Estamos ya experimentando la generosidad y la gentileza de este consuelo, al veros comprensivos y solidarios en los grandes momentos espirituales que caracterizan la vida de la Iglesia en su fascinante periodo actual. Conocemos vuestro interés por las grandes celebraciones religiosas y por los grandes acontecimientos eclesiásticos de estos últimos años, como el Año Santo y el Año Mariano, los contactos con el Cuerpo Diplomático acreditado ante la Santa Sede y los simposios culturales en el Círculo de Roma, etc. Ejemplo preclaro de vuestra filial compenetración con la vida de la Santa Sede nos lo habéis ofrecido durante nuestra reciente peregrinación a Tierra Santa, donde tuvimos el gozo de advertir que estábamos acompañados por algunos de vosotros, sin formar parte de nuestro séquito oficial, queriendo de propia iniciativa y por devoción, asociaros a Nos en aquellas horas de extraordinario significado religioso; os elogiamos sinceramente por ello.

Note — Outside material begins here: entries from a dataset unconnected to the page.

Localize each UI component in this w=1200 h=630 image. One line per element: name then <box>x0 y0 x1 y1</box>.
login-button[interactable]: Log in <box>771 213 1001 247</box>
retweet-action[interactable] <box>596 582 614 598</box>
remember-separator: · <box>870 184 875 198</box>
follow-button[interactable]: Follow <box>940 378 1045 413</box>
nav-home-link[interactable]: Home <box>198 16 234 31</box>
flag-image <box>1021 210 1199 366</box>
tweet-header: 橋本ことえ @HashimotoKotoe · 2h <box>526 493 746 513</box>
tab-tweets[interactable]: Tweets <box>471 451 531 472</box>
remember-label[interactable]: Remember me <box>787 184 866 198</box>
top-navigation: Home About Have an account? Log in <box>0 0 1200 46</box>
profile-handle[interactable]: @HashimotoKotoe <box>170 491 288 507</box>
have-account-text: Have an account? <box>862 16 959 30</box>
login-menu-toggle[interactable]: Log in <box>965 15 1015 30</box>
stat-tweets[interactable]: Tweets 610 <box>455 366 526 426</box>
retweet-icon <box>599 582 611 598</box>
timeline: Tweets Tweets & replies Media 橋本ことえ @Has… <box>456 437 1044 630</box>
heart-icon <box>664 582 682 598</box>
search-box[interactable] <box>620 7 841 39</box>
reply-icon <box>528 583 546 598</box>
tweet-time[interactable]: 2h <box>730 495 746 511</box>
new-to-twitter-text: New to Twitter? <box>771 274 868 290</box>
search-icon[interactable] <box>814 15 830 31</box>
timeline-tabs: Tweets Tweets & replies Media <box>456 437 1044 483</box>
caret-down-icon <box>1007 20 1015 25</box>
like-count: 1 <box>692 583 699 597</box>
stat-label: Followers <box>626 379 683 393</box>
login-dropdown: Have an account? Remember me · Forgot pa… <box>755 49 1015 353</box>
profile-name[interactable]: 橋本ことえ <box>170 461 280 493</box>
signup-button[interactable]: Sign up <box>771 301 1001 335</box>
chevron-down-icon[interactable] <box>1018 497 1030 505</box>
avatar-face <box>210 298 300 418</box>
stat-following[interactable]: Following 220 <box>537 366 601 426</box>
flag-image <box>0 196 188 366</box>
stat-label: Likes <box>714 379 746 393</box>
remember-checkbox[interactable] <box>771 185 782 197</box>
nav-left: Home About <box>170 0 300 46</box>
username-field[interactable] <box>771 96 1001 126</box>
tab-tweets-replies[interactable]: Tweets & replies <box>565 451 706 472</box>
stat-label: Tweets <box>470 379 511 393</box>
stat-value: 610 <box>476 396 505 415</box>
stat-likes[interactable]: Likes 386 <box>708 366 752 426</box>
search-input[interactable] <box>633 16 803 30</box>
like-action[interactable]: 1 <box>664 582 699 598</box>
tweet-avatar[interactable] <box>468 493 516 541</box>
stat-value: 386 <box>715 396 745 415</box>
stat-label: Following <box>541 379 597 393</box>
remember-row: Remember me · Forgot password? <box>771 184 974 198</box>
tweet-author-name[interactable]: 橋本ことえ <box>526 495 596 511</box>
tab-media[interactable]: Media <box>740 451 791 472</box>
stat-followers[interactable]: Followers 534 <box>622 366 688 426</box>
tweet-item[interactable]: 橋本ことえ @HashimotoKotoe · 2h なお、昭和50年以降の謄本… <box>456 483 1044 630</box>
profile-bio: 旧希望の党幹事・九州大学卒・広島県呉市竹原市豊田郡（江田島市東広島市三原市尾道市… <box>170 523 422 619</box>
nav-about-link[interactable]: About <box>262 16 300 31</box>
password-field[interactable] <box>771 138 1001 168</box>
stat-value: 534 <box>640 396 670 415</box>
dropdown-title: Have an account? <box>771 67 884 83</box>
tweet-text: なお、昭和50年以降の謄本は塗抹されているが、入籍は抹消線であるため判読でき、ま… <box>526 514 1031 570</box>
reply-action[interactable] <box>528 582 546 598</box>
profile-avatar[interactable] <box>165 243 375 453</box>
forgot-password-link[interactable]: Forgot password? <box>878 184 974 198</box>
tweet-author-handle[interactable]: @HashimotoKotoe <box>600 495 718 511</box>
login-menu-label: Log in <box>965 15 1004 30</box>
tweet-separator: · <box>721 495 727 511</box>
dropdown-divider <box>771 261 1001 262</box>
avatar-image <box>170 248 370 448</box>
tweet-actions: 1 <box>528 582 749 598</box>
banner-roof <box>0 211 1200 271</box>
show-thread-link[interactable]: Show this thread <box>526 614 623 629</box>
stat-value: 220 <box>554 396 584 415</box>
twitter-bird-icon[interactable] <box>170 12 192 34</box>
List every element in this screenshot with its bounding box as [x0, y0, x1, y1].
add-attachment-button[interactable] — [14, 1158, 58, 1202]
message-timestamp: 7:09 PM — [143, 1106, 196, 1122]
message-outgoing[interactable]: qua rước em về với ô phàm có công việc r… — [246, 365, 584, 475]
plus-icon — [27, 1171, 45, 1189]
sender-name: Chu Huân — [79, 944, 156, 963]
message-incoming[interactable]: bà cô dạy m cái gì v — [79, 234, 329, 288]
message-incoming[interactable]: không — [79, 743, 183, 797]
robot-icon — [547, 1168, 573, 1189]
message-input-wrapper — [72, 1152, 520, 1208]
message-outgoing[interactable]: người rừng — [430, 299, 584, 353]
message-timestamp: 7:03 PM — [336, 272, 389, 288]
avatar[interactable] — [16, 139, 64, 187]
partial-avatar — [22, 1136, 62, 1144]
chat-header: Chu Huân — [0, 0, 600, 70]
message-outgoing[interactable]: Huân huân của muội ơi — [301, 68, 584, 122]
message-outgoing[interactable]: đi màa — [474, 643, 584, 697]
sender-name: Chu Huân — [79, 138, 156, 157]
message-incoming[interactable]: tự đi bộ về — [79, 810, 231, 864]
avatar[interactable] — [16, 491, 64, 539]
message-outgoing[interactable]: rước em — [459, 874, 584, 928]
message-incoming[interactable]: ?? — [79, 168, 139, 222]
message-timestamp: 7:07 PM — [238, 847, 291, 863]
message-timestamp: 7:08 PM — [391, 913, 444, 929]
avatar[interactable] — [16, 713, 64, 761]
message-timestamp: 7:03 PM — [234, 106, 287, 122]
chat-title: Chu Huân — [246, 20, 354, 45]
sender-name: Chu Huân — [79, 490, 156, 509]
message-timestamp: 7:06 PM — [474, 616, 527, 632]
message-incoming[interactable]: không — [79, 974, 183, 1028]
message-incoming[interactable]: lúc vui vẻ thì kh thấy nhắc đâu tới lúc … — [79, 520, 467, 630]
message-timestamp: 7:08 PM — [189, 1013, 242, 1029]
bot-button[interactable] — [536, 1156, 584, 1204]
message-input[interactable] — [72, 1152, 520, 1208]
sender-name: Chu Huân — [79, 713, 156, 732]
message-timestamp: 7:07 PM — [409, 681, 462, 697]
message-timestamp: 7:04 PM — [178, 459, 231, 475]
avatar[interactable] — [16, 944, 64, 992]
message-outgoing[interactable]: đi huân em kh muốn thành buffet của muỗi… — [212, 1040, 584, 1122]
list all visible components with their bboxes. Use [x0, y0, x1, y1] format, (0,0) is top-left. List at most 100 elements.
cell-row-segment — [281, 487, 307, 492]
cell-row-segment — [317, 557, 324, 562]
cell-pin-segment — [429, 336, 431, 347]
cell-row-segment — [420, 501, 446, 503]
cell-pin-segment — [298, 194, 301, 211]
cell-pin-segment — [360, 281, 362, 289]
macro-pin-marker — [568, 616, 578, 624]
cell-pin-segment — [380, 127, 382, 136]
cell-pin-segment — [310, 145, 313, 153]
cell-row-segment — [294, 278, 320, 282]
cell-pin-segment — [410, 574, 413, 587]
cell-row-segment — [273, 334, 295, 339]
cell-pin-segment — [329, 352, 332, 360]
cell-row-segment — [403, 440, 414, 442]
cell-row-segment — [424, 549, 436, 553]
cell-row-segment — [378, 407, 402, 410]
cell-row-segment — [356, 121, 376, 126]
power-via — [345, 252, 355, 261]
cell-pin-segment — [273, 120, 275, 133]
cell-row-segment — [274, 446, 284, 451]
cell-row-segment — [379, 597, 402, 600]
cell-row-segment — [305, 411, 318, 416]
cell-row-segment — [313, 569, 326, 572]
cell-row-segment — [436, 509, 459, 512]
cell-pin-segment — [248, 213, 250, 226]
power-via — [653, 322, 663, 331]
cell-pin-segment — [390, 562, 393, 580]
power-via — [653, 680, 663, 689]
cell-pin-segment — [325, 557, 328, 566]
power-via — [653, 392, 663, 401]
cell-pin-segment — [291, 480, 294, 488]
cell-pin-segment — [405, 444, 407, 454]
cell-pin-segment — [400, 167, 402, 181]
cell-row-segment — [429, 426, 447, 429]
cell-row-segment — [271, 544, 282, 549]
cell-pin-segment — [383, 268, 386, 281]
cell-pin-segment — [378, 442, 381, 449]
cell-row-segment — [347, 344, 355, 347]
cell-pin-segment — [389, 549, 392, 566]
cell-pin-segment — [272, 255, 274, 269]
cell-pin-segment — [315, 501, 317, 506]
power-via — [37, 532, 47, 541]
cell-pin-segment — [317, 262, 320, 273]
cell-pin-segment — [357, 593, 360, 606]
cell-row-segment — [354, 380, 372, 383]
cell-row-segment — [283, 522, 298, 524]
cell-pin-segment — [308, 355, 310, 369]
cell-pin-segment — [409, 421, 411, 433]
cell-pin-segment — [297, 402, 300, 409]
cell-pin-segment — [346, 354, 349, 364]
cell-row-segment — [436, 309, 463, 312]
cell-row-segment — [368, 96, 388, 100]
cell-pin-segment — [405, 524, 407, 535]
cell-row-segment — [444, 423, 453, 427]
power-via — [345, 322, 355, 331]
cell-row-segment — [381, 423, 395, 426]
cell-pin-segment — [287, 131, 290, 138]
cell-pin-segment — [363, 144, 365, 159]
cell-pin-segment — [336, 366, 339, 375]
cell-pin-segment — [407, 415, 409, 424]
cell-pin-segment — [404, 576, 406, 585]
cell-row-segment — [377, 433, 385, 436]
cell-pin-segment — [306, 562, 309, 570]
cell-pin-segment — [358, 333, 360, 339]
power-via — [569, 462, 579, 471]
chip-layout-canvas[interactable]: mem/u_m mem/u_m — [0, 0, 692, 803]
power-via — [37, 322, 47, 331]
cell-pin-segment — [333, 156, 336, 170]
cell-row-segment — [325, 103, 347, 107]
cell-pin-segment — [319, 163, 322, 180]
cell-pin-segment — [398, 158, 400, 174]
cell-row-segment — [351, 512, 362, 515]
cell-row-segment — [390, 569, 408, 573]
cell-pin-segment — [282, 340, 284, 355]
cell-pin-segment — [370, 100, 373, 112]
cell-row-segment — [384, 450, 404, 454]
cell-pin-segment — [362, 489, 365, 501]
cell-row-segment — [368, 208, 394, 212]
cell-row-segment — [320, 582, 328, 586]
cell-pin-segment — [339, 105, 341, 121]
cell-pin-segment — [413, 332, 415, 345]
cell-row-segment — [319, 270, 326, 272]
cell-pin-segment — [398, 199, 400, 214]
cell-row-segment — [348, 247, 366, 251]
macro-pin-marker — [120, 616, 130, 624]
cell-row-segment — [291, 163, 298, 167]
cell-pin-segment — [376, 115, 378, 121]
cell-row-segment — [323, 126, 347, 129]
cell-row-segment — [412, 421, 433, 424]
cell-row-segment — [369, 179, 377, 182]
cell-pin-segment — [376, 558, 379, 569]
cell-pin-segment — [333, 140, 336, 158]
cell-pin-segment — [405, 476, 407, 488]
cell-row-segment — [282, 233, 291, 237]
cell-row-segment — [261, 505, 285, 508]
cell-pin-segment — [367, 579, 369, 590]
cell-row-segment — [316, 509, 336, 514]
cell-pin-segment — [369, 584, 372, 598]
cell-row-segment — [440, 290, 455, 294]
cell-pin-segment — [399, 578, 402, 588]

Igualmente queremos elogiar y alentar el bien que estáis realizando en tantas obras benéficas y religiosas, que tienen en vuestra ejemplar adhesión y en vuestra asidua participación un impulso generoso y edificación consoladora. Nos complace también que todavía algunos de vuestros hijos e hijas consagren su vida al Señor y se pongan al servicio religioso de la Iglesia, más aún, quisiéramos que este ofrecimiento fuese más numeroso en el futuro, pues es muy significativo y precioso. Continuad este camino, pues si es verdad que nuestro ministerio, como decía ahora el príncipe Colonna, es necesario para la salvación del mundo donde la Providencia nos ha destinado a vivir y trabajar, es verdad también que todos debemos y podemos contribuir al incremento del reino de Dios en nuestra sociedad, y vosotros ciertamente, mucho más que los demás.
Que nuestra bendición apostólica os sirva de estímulo, de consuelo y de premio, portadora de la ayuda y de la recompensa del Señor.